Pijn treft veel mensen en veroorzaakt niet alleen veel persoonlijk leed, maar sluit grote groepen mensen uit van maatschappelijke participatie en brengt dientengevolge ook hoge kosten voor de samenleving met zich mee. Momenteel is het thema ‘pijn’ evenwel slechts gefragmenteerd in het onderwijscurriculum van zorgverleners binnen de HAN opgenomen. Docenten zijn vaak onvoldoende onderlegd op het gebied van pijn en beschikbare richtlijnen worden onvoldoende in de praktijk gebruikt. Ook praktijkgericht onderzoek naar preventie en behandeling van pijn wordt onvoldoende opgezet. Deze postdoc aanstelling biedt een unieke kans om het thema ‘Intensieve pijnzorg’ voor verpleegkundigen en paramedici verder te ontwikkelen en te verbinden in zowel het onderwijs als het praktijkgerichte onderzoek.
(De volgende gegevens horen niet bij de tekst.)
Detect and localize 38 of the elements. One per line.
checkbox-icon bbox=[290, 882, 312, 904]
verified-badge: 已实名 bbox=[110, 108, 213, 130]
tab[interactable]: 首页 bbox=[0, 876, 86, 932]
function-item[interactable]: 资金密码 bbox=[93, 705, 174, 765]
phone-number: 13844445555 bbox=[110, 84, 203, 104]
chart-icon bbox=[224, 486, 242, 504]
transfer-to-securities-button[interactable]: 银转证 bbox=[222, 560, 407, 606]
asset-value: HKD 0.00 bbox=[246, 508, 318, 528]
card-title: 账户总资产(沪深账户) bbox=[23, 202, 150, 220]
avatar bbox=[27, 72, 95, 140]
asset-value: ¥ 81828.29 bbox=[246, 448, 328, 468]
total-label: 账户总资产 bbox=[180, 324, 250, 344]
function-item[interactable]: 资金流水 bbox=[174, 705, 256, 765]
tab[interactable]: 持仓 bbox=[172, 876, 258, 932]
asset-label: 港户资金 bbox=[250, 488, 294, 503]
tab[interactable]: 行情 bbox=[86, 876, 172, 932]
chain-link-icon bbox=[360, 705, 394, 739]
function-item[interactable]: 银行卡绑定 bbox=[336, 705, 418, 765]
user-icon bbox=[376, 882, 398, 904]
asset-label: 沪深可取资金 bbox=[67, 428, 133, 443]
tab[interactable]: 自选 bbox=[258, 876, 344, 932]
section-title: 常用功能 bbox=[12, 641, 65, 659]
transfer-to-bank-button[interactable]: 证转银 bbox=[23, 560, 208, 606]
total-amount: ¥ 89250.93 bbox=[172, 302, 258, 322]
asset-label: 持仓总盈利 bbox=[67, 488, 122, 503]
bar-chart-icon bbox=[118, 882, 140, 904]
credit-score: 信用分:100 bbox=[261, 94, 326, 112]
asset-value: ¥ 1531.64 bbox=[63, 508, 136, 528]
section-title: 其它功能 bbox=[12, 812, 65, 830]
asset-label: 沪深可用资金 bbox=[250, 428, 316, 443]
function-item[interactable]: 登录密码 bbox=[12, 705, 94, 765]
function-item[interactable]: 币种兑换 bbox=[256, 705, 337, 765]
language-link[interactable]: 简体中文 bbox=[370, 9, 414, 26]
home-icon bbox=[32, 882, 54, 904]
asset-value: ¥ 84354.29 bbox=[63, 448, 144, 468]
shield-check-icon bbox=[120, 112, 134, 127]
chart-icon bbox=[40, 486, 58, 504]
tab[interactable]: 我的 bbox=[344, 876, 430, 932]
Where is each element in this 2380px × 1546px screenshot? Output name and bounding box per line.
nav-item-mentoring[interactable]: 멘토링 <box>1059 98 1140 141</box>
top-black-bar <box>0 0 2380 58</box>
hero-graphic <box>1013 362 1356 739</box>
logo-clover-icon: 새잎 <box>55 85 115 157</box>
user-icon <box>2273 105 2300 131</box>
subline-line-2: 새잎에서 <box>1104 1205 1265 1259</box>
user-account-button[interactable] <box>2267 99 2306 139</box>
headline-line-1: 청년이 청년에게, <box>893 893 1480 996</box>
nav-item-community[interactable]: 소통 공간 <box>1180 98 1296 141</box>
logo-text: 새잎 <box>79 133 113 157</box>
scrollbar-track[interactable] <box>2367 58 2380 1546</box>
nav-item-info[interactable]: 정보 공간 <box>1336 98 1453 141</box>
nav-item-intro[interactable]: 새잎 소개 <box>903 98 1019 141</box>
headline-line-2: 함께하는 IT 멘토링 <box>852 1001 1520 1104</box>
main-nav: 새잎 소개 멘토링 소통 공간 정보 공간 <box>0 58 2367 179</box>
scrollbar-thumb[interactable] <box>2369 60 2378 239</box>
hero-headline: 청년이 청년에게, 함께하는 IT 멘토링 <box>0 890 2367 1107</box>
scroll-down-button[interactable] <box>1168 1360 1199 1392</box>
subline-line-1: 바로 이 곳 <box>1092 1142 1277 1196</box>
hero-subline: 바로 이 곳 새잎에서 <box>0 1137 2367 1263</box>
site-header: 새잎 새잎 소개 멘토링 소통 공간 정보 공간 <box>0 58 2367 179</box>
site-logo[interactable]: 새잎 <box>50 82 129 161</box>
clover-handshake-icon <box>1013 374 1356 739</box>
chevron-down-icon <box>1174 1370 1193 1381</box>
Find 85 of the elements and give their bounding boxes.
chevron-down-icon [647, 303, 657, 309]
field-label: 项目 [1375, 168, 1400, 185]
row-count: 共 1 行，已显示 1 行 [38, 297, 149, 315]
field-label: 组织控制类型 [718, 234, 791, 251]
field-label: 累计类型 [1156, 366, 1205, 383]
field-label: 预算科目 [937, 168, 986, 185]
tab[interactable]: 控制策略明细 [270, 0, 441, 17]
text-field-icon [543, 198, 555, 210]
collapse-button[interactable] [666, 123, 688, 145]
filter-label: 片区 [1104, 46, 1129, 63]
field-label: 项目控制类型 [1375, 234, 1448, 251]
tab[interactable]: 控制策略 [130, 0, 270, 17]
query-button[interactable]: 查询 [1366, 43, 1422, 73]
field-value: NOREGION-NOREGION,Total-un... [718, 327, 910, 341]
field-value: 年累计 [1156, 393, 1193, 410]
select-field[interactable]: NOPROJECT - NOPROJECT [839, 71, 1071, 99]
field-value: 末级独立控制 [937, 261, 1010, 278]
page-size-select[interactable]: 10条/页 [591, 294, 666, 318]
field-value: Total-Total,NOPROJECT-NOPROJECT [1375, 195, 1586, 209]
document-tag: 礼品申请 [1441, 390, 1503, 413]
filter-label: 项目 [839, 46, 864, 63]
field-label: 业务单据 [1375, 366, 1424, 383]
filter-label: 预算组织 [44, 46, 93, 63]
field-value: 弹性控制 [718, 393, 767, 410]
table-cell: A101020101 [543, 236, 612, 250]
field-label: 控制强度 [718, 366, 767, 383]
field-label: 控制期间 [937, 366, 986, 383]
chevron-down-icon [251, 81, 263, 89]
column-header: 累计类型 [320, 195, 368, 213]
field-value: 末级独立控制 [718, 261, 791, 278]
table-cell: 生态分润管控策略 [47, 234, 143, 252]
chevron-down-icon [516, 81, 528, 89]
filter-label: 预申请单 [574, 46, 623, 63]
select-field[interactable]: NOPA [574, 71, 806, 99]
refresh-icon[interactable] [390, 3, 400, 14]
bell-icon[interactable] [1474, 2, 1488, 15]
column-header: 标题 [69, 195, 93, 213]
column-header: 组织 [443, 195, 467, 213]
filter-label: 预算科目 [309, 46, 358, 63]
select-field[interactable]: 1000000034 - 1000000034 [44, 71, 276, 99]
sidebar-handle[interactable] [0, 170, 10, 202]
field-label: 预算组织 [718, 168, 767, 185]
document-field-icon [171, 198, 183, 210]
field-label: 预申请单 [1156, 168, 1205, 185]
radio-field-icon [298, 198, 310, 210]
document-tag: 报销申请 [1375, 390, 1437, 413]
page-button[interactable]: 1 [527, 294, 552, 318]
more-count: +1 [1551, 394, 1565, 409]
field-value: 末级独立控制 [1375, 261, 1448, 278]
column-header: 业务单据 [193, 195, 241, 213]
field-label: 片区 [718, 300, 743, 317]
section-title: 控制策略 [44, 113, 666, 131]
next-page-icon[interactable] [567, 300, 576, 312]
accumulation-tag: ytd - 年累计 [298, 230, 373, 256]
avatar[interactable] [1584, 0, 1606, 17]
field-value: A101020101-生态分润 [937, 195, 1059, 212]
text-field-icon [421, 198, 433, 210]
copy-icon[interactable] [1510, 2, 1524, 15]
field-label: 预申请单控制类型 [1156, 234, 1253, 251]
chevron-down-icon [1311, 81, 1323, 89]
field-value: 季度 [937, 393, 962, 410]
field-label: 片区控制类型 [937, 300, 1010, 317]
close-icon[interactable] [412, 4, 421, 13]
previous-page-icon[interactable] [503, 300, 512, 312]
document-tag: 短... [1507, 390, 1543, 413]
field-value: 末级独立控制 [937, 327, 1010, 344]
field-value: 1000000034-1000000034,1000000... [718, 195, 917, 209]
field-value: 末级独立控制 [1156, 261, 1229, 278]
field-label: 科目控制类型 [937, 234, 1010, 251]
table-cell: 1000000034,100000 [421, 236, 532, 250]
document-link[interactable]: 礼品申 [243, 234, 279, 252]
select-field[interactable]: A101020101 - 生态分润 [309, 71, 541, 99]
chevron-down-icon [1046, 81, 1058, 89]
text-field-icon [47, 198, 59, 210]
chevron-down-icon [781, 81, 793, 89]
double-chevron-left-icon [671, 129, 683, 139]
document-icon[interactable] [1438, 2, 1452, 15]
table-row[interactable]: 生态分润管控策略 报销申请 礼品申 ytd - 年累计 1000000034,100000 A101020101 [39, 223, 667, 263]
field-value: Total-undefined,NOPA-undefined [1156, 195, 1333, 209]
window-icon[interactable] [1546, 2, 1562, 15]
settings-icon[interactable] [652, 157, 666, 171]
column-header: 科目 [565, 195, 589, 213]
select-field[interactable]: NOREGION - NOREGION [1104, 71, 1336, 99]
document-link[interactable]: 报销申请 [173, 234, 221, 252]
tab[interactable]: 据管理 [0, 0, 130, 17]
Hierbij kan worden aangesloten bij wat de afgelopen jaren is ontwikkeld aan onderwijs en onderzoek door de kandidaat zelf. De kandidaat bevindt zich in de unieke positie waarin zij haar functie als docent en coördinator in Bachelor, post-hbo en Master van de Hogeschool Arnhem en Nijmegen (HAN) combineert met zowel een functie als onderzoeker en verpleegkundig pijnexpert aan het Radboudumc, als met een functie als voorzitter van de afdeling Pijnverpleegkundigen van Verpleegkundigen en Verzorgenden Nederland (V&VN). De kandidaat beschikt over een uitgebreid nationaal en internationaal netwerk waarin zij een voortrekkende rol vervult. De activiteiten van de kandidaat zullen in de postdoc periode zijn gericht op onderzoek naar preventie van acute en chronische postoperatieve pijn met daaraan verbonden complicaties en het verbeteren van onderwijs over pijn. Deze activiteiten passen bij de activiteiten van het HAN kenniscentrum Duurzame Zorg en meer specifiek het Lectoraat Acute Intensieve Zorg (LAIZ) en zwaartepunt Health. De HAN is tevens de enige opleider in Nederland die op (post-)hbo niveau opleidingen en cursussen aanbiedt op het thema pijn voor verpleegkundigen. Hierin wordt, evenals voor het onderzoek, nauw samengewerkt met het Radboud Expertisecentrum Pijn en Palliatieve Geneeskunde (REPPG).